While binning is a valuable tool that makes the matching logic conceptually simpler, it does not necessarily enhance performance. Its effectiveness relies on using selective binning attributes and having custom indexes on the related columns in the database.
|
Effective use of binning
Instead of matching all records globally, binning allows for:
-
Matching records based on a specific attribute (e.g., matching customers only when they are located in the same country).
-
Further narrowing the binning results by combining attributes or specific functions (e.g., matching customers within the same country and sales region).
To bin customers according to their country and sales region in the GeocodedAddress
complex field, you could use the following expressions:
-
Binning expression #1:
GeocodedAddress.Country
-
Binning expression #2:
GeocodedAddress.Region
Smaller bins lead to faster processing, but designers should make sure that binning does not exclude potential matches. Example. Incorrect binning
Using the first four letters of a last name for binning can separate similar records into different bins, leading to missed matches. In such a case, To prevent this issue, designers could use more appropriate attributes or apply phonetization techniques like SOUNDEX or METAPHONE for binning. These techniques help capture similar-sounding names, ensuring that potential matches are not overlooked due to minor variations in spelling. |
Matching
During the matching phase, a SemQL condition compares all the pairs of records within a bin. This condition uses two pseudo records, named Record1 and Record2, corresponding to the two records being matched. If the SemQL condition returns true, records are considered duplicates.
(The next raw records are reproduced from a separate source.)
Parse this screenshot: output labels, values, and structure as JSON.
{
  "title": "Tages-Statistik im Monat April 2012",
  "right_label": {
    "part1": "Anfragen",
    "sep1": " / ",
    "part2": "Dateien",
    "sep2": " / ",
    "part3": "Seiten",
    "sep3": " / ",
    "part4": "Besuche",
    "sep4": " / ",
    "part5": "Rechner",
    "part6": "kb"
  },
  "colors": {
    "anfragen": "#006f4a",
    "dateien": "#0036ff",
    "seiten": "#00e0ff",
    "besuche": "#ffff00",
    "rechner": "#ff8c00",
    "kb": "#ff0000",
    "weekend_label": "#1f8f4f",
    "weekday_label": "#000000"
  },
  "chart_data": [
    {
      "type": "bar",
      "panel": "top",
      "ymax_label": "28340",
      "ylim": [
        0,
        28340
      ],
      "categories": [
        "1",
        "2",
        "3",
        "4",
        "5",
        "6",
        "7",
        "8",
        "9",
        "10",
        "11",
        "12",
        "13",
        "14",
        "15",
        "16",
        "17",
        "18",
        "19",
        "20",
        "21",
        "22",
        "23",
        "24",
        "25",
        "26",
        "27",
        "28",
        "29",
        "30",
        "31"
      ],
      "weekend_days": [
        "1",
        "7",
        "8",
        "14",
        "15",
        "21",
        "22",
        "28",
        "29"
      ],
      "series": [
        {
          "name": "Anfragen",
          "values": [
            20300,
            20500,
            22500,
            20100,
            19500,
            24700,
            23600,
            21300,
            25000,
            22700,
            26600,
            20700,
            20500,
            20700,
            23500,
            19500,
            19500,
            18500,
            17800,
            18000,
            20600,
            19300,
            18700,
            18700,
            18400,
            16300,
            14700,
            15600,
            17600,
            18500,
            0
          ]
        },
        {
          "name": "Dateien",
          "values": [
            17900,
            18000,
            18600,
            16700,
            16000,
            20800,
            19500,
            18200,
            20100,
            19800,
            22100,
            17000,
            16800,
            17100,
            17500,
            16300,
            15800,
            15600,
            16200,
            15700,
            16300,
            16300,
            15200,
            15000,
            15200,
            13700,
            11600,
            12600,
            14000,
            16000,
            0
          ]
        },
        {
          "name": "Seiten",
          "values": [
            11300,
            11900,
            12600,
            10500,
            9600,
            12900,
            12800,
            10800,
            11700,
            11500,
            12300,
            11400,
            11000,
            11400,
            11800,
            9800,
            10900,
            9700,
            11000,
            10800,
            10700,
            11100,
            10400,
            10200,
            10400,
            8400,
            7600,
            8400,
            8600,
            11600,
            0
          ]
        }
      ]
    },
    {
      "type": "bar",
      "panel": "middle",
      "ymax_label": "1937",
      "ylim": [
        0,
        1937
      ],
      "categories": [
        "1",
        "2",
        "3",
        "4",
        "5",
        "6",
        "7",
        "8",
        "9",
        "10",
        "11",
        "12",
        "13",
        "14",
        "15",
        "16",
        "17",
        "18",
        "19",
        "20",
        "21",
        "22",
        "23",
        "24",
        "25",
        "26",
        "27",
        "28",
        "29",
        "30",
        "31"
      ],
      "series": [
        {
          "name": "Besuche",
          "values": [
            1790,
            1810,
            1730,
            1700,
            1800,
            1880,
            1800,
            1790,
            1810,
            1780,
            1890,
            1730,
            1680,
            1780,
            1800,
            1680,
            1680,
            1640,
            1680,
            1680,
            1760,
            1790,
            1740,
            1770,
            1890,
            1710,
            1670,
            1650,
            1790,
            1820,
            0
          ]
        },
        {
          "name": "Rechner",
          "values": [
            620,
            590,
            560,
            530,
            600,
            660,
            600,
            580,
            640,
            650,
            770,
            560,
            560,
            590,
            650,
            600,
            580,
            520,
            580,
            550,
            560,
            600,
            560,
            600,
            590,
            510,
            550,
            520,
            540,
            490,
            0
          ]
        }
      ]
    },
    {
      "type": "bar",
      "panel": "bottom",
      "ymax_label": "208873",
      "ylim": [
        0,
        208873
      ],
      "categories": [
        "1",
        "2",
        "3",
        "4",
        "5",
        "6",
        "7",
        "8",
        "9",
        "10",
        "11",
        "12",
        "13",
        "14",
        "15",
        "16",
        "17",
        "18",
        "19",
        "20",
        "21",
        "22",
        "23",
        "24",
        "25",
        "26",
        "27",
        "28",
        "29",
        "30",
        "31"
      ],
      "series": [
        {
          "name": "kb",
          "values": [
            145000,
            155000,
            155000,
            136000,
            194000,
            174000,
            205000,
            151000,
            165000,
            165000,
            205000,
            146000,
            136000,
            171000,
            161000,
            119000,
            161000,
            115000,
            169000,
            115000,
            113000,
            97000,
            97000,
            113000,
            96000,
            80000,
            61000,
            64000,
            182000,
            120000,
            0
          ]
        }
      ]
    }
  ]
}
The following matching condition matches pairs of customers who meet one of these criteria:
-
Their names sound the same in English (they are phonetized using PostgreSQL’s built-in double metaphone function), or
-
They have multiple elements of similarity:
-
Their names are over 80% similar (using Semarchy edit distance function), and
-
Their city name and address are more than 65% similar.
-
( DMETAPHONE(Record1.CustomerName) = DMETAPHONE(Record2.CustomerName)
OR
SEM_EDIT_DISTANCE_SIMILARITY(Record1.CustomerName,Record2.CustomerName) > 80 )
and SEM_EDIT_DISTANCE_SIMILARITY(Record1.InputAddress.Address, Record2.InputAddress.Address) > 65
and SEM_EDIT_DISTANCE_SIMILARITY(Record1.InputAddress.City, Record2.InputAddress.City) > 65
Overmatching and undermatching
The level of overmatching and undermatching that is acceptable depends on the requirements of each data management project and should be carefully considered, as it can have a significant impact in terms of performance and efficiency.
|